Un homme de 42 ans a été condamné par le tribunal correctionnel de Caen, pour insultes et violence à l’encontre d’une gendarme de Condé.

C’est un contrôle d’alcoolémie qui serait l’origine des faits d’outrage et de violences commis sur un jeune gendarme, à Condé-sur-Noireau et à Flers, le 20 septembre 2014, vers 19 h 55, par Jhon, 42 ans.

Au moment où le taux d’alcoolémie de 1,84 gramme d’alcool par litre de sang a été notifié à Jhon, celui-ci aurait commencé à injurier le plus jeune des deux gendarmes : « Abruti, jeune con, bouffon ». Emmené à l’hôpital de Flers, Jhon continue pendant le trajet à vociférer et à insulter le gendarme. Dans la salle d’attente de l’hôpital, Jhon aurait donné un coup de pied à la jambe du gendarme, debout devant lui. Des faits attestés par le médecin qui parle de geste violent.

Préjudice moral

Entendu pendant sa garde à vue, Jhon déclare : « C’était pas volontaire. Je n’ai pas eu de comportement violent et les insultes sont exagérées ». Présent à l’audience le gendarme qui précise qu’ils étaient deux, déclare : « Il a fait une fixation sur moi parce que j’étais le plus jeune des deux. Moralement c’est fragilisant. Je n’ai pas cédé à ses provocations et c’est ce qu’il voulait ».

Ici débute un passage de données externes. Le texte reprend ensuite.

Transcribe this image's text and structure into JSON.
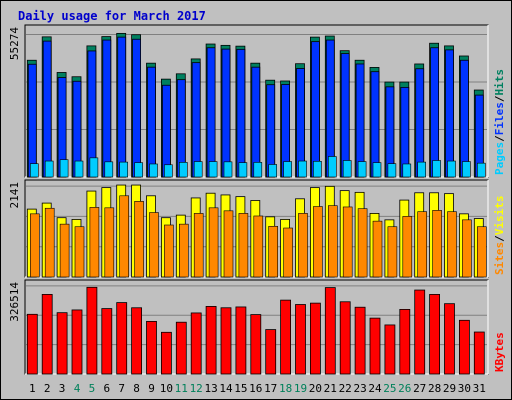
{
  "title": "Daily usage for March 2017",
  "colors": {
    "background": "#c0c0c0",
    "title": "#0000cc",
    "axis_label": "#000000",
    "weekend_day": "#00805a",
    "hits": "#008060",
    "files": "#0033ff",
    "pages": "#00ccff",
    "visits": "#ffff00",
    "sites": "#ff8800",
    "kbytes": "#ff0000",
    "separator": "#000000"
  },
  "chart_data": [
    {
      "type": "bar",
      "panel": "hits-files-pages",
      "ymax_label": "55274",
      "ylim": [
        0,
        55274
      ],
      "legend": [
        {
          "text": "Pages",
          "color": "#00ccff"
        },
        {
          "text": "/",
          "color": "#000000"
        },
        {
          "text": "Files",
          "color": "#0033ff"
        },
        {
          "text": "/",
          "color": "#000000"
        },
        {
          "text": "Hits",
          "color": "#008060"
        }
      ],
      "categories": [
        "1",
        "2",
        "3",
        "4",
        "5",
        "6",
        "7",
        "8",
        "9",
        "10",
        "11",
        "12",
        "13",
        "14",
        "15",
        "16",
        "17",
        "18",
        "19",
        "20",
        "21",
        "22",
        "23",
        "24",
        "25",
        "26",
        "27",
        "28",
        "29",
        "30",
        "31"
      ],
      "series": [
        {
          "name": "Hits",
          "color": "#008060",
          "values": [
            43900,
            52700,
            39300,
            37700,
            49300,
            52800,
            54000,
            53500,
            42800,
            36800,
            38800,
            44400,
            50000,
            49500,
            49200,
            42800,
            36400,
            36100,
            42600,
            52600,
            53000,
            47500,
            43900,
            41200,
            35700,
            35700,
            42500,
            50300,
            49300,
            45500,
            32700
          ]
        },
        {
          "name": "Files",
          "color": "#0033ff",
          "values": [
            42400,
            51100,
            37400,
            36000,
            47400,
            51500,
            52600,
            51800,
            41300,
            34500,
            36600,
            43000,
            48600,
            48100,
            48000,
            41300,
            34700,
            34800,
            40800,
            50900,
            51500,
            46400,
            42500,
            39600,
            33900,
            33700,
            40700,
            48600,
            47800,
            43900,
            30800
          ]
        },
        {
          "name": "Pages",
          "color": "#00ccff",
          "values": [
            5000,
            6000,
            6500,
            6000,
            7200,
            5700,
            5600,
            5400,
            4900,
            4600,
            5500,
            5800,
            5800,
            5700,
            5400,
            5500,
            4700,
            5800,
            6000,
            5900,
            7700,
            6200,
            5800,
            5400,
            5000,
            4900,
            5600,
            6200,
            6000,
            5800,
            5200
          ]
        }
      ]
    },
    {
      "type": "bar",
      "panel": "visits-sites",
      "ymax_label": "2141",
      "ylim": [
        0,
        2141
      ],
      "legend": [
        {
          "text": "Sites",
          "color": "#ff8800"
        },
        {
          "text": "/",
          "color": "#000000"
        },
        {
          "text": "Visits",
          "color": "#ffff00"
        }
      ],
      "categories": [
        "1",
        "2",
        "3",
        "4",
        "5",
        "6",
        "7",
        "8",
        "9",
        "10",
        "11",
        "12",
        "13",
        "14",
        "15",
        "16",
        "17",
        "18",
        "19",
        "20",
        "21",
        "22",
        "23",
        "24",
        "25",
        "26",
        "27",
        "28",
        "29",
        "30",
        "31"
      ],
      "series": [
        {
          "name": "Visits",
          "color": "#ffff00",
          "values": [
            1580,
            1720,
            1380,
            1340,
            2000,
            2080,
            2140,
            2140,
            1890,
            1380,
            1440,
            1840,
            1950,
            1910,
            1870,
            1780,
            1400,
            1340,
            1820,
            2080,
            2110,
            2010,
            1970,
            1480,
            1330,
            1790,
            1960,
            1960,
            1940,
            1470,
            1360
          ]
        },
        {
          "name": "Sites",
          "color": "#ff8800",
          "values": [
            1470,
            1600,
            1230,
            1170,
            1620,
            1610,
            1890,
            1760,
            1500,
            1210,
            1230,
            1480,
            1610,
            1540,
            1480,
            1420,
            1180,
            1140,
            1480,
            1640,
            1660,
            1630,
            1590,
            1300,
            1170,
            1410,
            1520,
            1550,
            1520,
            1330,
            1170
          ]
        }
      ]
    },
    {
      "type": "bar",
      "panel": "kbytes",
      "ymax_label": "326514",
      "ylim": [
        0,
        326514
      ],
      "legend": [
        {
          "text": "KBytes",
          "color": "#ff0000"
        }
      ],
      "categories": [
        "1",
        "2",
        "3",
        "4",
        "5",
        "6",
        "7",
        "8",
        "9",
        "10",
        "11",
        "12",
        "13",
        "14",
        "15",
        "16",
        "17",
        "18",
        "19",
        "20",
        "21",
        "22",
        "23",
        "24",
        "25",
        "26",
        "27",
        "28",
        "29",
        "30",
        "31"
      ],
      "series": [
        {
          "name": "KBytes",
          "color": "#ff0000",
          "values": [
            219000,
            292000,
            225000,
            235000,
            318000,
            240000,
            262000,
            243000,
            193000,
            153000,
            190000,
            224000,
            248000,
            243000,
            246000,
            218000,
            163000,
            271000,
            255000,
            260000,
            317000,
            265000,
            245000,
            205000,
            180000,
            237000,
            308000,
            292000,
            258000,
            197000,
            154000
          ]
        }
      ]
    }
  ],
  "days": [
    {
      "label": "1",
      "weekend": false
    },
    {
      "label": "2",
      "weekend": false
    },
    {
      "label": "3",
      "weekend": false
    },
    {
      "label": "4",
      "weekend": true
    },
    {
      "label": "5",
      "weekend": true
    },
    {
      "label": "6",
      "weekend": false
    },
    {
      "label": "7",
      "weekend": false
    },
    {
      "label": "8",
      "weekend": false
    },
    {
      "label": "9",
      "weekend": false
    },
    {
      "label": "10",
      "weekend": false
    },
    {
      "label": "11",
      "weekend": true
    },
    {
      "label": "12",
      "weekend": true
    },
    {
      "label": "13",
      "weekend": false
    },
    {
      "label": "14",
      "weekend": false
    },
    {
      "label": "15",
      "weekend": false
    },
    {
      "label": "16",
      "weekend": false
    },
    {
      "label": "17",
      "weekend": false
    },
    {
      "label": "18",
      "weekend": true
    },
    {
      "label": "19",
      "weekend": true
    },
    {
      "label": "20",
      "weekend": false
    },
    {
      "label": "21",
      "weekend": false
    },
    {
      "label": "22",
      "weekend": false
    },
    {
      "label": "23",
      "weekend": false
    },
    {
      "label": "24",
      "weekend": false
    },
    {
      "label": "25",
      "weekend": true
    },
    {
      "label": "26",
      "weekend": true
    },
    {
      "label": "27",
      "weekend": false
    },
    {
      "label": "28",
      "weekend": false
    },
    {
      "label": "29",
      "weekend": false
    },
    {
      "label": "30",
      "weekend": false
    },
    {
      "label": "31",
      "weekend": false
    }
  ]
}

Une somme de 700 € sera sollicitée par la victime au titre du préjudice moral.

« Le prévenu conteste les faits de violence et fait preuve de mauvaise foi depuis le début », précise la Procureure de la République Joséphine Lecardeur qui regrette l’absence du prévenu à l’audience, et requiert à son encontre 4 mois de prison avec sursis et 600 € d’amende ainsi que l’annulation de son permis de conduire avec l’interdiction de le repasser avant un délai de 18 mois. L’avocat de la défense Me Barry explique que si Jhon ne s’est pas déplacé c’est parce qu’il ne trouvait pas de moyen de locomotion. Sur les faits Me Barry précise que « le prévenu qui n’était pas fier de ce qu’il avait fait reconnaît les faits d’outrage mais nie les faits de violence. Il n’a jamais eu l’intention de commettre des violences. Le coup de pied a été donné par inadvertance ». Me Barry sollicite la relaxe sur les faits de violence et précise que Jhon a des soucis de santé et souhaite devenir écrivain public après avoir été serveur. Jhon écope finalement d’une peine de quatre mois de prison avec sursis, de 600 € d’amende, de la suspension du permis de conduire pendant 10 mois. Jhon devra en outre verser la somme de 700 € à la victime pour son préjudice moral.